Great discussion starter, Jonathan. If I may:
Conventional quantum mechanics is probabilistic. In the absence of any information of a state, the probability is 50-50 for the switch to be on or off. You (and Schrodinger's cat) are either alive or dead. There is no betweeness; the odds are equally likely, in any moment, that you are breathing or not.
This "equally likely" hypothesis that rules probability analysis applies regardless of how many numerical dimensions are in play. E.g., a six sided die will have 3 0s and 3 1s. A fair die so marked, like a fair 2-sided coin, will stop on one value 50% of the time in a sufficiently long run of Bernoulli trials. The upper bound for one result or another is 0.5.
As Joy explained early on: " ... on a 3-sphere we can always find three linearly-independent vector fields that are nowhere vanishing."
This is critical information, because we go from the probabilistic odds of having no information, that forces us to apply the "equally likely" hypothesis with no measure space in mind -- to a space of perfect information, where we are certain of analytic continuation of a particle pair measure that is always correlated continuously from a freely chosen initial condition.

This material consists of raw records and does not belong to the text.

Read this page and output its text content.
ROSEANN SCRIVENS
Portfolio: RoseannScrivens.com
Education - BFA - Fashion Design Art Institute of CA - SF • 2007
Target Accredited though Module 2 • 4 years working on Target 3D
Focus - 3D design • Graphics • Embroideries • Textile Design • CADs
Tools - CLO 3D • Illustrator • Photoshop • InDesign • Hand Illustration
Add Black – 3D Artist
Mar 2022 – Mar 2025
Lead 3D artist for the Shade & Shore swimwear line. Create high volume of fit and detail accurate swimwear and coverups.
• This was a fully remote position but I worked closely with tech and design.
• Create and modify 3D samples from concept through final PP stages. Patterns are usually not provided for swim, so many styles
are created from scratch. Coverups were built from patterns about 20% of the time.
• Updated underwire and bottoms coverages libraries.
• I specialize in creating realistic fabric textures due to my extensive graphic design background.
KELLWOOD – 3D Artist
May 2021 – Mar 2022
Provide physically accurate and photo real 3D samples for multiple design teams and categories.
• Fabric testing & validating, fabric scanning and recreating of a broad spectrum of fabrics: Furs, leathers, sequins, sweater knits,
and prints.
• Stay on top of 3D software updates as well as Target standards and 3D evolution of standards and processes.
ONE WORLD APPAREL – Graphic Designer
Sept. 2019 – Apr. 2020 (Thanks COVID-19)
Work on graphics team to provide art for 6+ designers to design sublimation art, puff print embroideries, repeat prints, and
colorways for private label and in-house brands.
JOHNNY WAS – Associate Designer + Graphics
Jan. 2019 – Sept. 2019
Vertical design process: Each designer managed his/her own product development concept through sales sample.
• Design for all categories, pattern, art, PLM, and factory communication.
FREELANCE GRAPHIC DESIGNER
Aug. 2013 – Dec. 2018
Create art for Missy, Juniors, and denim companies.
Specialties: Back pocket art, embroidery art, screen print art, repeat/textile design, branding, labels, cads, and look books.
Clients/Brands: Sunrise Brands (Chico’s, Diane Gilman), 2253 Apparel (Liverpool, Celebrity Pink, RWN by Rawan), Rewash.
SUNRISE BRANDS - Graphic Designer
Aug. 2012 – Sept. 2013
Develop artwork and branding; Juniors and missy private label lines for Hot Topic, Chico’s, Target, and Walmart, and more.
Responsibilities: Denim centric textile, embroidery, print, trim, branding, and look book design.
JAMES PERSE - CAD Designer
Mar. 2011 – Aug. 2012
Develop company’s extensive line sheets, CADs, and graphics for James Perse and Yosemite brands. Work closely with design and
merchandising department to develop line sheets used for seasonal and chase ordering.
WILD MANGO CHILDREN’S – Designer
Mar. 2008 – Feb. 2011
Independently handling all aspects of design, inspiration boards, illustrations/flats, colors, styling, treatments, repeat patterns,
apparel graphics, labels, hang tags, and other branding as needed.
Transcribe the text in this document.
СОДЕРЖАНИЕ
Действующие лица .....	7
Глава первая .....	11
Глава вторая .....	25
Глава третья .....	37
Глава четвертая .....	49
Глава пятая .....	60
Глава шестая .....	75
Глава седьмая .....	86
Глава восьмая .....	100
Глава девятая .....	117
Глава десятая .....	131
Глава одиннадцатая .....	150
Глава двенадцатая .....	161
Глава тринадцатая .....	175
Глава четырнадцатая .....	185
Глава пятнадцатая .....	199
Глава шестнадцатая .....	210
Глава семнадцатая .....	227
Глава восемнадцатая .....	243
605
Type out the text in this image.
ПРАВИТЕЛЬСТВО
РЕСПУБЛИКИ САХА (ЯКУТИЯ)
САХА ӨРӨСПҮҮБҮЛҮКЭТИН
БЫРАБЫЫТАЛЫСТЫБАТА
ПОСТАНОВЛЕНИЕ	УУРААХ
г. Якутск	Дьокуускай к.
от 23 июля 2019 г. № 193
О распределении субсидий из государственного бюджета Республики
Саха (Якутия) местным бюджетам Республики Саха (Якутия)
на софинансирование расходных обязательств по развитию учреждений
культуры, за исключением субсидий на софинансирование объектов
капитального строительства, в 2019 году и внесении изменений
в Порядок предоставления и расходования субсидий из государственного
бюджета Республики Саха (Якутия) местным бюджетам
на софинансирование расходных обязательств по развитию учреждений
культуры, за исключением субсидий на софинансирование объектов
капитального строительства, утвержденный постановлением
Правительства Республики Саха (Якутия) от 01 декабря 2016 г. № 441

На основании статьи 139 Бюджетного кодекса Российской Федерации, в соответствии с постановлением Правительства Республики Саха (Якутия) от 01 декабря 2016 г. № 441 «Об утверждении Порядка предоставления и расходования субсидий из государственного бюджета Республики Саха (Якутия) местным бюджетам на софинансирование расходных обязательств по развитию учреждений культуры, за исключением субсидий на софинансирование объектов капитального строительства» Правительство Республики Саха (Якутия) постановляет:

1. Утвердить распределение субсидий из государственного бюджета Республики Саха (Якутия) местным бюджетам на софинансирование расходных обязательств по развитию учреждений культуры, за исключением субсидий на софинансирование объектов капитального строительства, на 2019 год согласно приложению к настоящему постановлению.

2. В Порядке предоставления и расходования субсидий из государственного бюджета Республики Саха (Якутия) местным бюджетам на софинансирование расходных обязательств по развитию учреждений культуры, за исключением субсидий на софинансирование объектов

The framework is coordinate free, which is why the vector fields are linearly independent.
The upper bound of 2 derives from 2/4 = +/- 0.5. Joy's upper bound derives from 2\/2/4 = +/- 0.7071 ... a continuous function that returns to its starting value only by 4pi rotation vice the 2pi rotation of linearly dependent values in superposition.
Most are interested in experimental results. I have been interested in the mathematics, ever since I first realized years ago that the framework is generally covariant and thus a quantum bridge to general relativity.